The splendid panoramic position overlooking Florence earned it the name of "Villa Belvedere": Villa Bardini recalls the "Casini di Delizia" widespread in Florence between the end of the 1500s and the first half of the 1600s, born for rest and recreation and surrounded by crops with not only productive but also ornamental purposes.
“…A delightful and vast garden which, despite being on a rather steep and craggy side, is easily accessible by carriage by a comfortable and beautiful road…”This is what a guide to Florence at the end of the 19th century quoted, and this is how it remains today: a Garden with a unique panorama of Florence that occupies a large part of a hill surrounded by the city's medieval walls.
Since the Middle Ages, the Bardini Garden has belonged to successive wealthy families: born for agricultural use, over the centuries it has been transformed into a splendid Italian garden, which in the early 1900s was used by the owner from who it takes its name, the collector Stefano Bardini, known as the " prince of antique dealers ", also as a spectacular representative environment, in which to welcome his wealthy clientele.

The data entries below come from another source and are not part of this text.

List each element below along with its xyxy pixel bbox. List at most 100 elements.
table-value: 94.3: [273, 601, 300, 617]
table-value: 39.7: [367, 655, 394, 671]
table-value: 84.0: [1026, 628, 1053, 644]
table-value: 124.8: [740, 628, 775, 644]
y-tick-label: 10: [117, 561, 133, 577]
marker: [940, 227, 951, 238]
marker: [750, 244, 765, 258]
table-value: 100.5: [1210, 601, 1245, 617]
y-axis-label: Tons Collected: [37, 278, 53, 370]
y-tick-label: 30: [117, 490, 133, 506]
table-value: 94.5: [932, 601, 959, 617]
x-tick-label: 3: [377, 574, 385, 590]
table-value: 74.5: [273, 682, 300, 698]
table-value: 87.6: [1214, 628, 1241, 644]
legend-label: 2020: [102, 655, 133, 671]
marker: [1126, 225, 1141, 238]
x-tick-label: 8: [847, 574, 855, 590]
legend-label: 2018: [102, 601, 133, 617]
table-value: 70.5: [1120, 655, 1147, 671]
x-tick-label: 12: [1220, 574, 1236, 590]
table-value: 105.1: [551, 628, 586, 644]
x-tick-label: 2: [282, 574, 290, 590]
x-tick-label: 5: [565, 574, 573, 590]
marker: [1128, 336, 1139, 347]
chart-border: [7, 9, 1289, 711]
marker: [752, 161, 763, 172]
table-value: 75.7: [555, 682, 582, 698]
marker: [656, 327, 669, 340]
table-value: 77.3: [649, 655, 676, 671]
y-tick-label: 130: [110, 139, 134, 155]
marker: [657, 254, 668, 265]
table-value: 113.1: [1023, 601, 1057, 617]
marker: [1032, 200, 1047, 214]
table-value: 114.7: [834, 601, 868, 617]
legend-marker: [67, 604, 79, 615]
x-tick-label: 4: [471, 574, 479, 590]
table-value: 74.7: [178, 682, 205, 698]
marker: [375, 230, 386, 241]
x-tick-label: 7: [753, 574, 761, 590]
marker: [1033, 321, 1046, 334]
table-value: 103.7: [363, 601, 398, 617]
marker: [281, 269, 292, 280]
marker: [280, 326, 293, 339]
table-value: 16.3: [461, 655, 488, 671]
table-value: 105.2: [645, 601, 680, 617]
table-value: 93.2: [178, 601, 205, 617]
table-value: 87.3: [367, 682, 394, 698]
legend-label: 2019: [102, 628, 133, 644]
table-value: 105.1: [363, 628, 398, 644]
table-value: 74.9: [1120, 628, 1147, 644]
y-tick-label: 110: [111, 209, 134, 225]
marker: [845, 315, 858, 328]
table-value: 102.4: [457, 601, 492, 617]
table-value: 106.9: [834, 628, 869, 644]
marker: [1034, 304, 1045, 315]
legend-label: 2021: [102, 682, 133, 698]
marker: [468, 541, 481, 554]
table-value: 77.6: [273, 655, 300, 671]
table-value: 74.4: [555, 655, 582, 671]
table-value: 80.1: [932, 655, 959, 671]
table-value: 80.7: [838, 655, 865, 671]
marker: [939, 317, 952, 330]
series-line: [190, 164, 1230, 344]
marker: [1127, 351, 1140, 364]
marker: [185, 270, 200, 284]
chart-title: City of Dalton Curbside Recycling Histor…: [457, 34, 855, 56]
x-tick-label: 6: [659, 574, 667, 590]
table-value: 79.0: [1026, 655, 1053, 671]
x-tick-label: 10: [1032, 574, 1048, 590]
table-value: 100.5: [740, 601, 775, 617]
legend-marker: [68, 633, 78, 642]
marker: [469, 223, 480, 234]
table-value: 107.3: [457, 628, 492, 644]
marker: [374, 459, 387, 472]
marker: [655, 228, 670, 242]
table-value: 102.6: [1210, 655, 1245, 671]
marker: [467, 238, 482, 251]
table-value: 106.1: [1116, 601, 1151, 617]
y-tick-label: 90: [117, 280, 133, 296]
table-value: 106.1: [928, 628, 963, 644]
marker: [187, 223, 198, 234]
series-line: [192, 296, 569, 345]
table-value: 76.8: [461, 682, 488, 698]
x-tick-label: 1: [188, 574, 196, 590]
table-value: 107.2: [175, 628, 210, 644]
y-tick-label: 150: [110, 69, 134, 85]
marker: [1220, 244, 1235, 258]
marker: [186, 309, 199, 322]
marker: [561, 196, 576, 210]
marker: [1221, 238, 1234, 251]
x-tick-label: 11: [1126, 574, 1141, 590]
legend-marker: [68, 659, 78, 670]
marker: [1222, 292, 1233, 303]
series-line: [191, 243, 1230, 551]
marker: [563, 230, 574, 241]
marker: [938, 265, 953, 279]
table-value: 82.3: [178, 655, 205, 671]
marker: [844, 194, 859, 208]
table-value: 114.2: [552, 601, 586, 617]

The Bardini Garden integrates three gardens, different in age and style:
Wisteria is one of the most evocative plants loved by visitors to the Bardini Garden. It may be because of the pergola wholly covered with these violet bunches or because it leads up to the Loggia del Belvedere from which you can enjoy the panorama of Florence and San Miniato al Monte.
Like the Garden and Villa Bardini, this flower brings with it an ancient history and a distant origin: it is said that the Wisteria was brought as a rarity from China by Marco Polo, even the effective arrival in our country is attested starting from the 1700s.
The peculiarity of this plant is its ability to grow rapidly, intensely, and constantly, making Wisteria one of the symbols of the development of human consciousness: the climbing plant, just like human consciousness develops quickly with a constant spiral movement up to embrace the outside world.
From lilac to violet, from blue to mauve to pink, the spectacle of Wisteria flowering can be admired at the Bardini Garden in spring, between April and May.
The Bardini Garden, thanks to the intervention of the Foundation, today represents an excellence of restoration: finally, this green heart of Florence has returned to beat in its city and for its city.